After you run your chosen track, create **one diagnostic plot** that supports your explanation.

Suggested options:
- Actual vs Predicted (scatter, maybe log scale)
- Residuals vs Predicted
- Residuals vs transaction_amount (to show heteroskedasticity)

In [None]:
import matplotlib.pyplot as plt

# Replace `y_hat` with the predictions from your chosen track.
# Example: y_hat = pred_val_robust   (Track A)
# Example: y_hat = pred_loss_val     (Track B)
# Example: y_hat = pred_bucket       (Track C)

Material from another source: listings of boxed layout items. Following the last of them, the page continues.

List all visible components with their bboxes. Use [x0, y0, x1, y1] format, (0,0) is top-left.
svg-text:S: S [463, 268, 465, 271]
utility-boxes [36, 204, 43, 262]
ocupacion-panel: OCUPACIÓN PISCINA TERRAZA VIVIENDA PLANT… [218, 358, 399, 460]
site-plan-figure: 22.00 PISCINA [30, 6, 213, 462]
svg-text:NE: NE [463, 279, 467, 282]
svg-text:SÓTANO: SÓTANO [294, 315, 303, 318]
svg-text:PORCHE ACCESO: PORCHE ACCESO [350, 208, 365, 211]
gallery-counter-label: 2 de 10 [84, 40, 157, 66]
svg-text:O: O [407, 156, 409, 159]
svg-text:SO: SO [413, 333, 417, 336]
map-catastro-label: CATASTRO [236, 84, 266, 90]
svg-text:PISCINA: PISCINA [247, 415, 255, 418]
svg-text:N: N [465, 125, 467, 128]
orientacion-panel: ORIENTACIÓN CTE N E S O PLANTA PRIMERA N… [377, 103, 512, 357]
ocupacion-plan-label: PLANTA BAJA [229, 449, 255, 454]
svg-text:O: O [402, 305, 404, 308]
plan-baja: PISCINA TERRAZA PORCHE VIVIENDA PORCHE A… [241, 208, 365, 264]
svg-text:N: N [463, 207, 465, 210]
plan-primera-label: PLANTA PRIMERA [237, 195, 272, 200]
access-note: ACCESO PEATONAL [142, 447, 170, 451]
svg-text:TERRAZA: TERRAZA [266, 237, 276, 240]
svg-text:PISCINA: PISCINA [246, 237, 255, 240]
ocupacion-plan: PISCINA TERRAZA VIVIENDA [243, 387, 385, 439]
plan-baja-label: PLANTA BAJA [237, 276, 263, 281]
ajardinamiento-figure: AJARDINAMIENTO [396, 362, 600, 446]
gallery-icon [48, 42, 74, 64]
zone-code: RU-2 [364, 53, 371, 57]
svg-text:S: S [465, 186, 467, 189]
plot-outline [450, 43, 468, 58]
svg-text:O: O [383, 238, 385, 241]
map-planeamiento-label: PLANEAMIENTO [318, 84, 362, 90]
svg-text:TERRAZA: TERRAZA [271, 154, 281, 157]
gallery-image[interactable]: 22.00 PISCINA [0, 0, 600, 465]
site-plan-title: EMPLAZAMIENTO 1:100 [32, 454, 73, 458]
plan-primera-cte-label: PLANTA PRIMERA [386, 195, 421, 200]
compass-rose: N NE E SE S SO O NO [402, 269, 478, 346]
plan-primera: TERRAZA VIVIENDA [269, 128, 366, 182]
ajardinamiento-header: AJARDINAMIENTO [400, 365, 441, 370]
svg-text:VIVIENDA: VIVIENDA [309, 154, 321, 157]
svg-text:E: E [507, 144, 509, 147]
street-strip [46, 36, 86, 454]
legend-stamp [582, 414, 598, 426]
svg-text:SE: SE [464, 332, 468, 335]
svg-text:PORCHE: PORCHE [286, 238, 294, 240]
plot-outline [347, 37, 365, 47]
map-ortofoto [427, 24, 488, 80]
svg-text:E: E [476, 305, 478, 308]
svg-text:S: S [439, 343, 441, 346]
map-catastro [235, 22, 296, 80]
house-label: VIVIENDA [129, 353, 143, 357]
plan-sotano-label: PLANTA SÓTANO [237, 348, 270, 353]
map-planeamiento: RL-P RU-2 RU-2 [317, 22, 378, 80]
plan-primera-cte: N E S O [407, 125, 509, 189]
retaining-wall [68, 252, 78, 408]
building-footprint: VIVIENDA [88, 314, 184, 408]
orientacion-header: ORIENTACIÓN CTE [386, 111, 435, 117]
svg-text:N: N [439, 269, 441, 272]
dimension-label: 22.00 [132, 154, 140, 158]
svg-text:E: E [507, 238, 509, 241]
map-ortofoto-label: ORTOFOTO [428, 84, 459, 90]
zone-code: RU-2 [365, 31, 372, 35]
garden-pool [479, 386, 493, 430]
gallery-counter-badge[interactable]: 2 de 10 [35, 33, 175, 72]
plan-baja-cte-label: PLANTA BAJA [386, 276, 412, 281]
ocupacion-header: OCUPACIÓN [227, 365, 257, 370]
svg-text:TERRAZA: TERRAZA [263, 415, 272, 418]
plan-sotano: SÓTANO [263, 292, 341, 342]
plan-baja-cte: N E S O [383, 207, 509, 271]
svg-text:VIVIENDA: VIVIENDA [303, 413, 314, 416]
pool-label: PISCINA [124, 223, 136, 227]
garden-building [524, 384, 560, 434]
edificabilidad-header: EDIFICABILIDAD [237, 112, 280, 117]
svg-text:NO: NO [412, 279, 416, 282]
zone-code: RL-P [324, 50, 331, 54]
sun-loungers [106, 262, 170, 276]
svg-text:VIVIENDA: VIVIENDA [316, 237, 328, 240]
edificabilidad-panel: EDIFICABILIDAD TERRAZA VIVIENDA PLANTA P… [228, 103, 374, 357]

y_hat = pred_val  # default: baseline linear model

resid = y_val.values - y_hat

plt.figure(figsize=(6, 4))
plt.scatter(y_hat, resid, alpha=0.25)
plt.axhline(0, linewidth=1)
plt.xlabel("Predicted loss (dollars)")
plt.ylabel("Residual (actual - predicted)")
plt.title("Residuals vs Predicted (diagnostic)")
plt.show()

---

## 5) Think about (and discuss if time allows)

- Track chosen
- What you changed relative to the baseline
- Metrics (MAE, RMSE, R²) summary
- One diagnostic observation from your plot
- Your best explanation (connect to zero-inflation, heavy tails, high-cardinality encoding, or model misspecification)
- If you had 30 more minutes, what would you try next? An hour?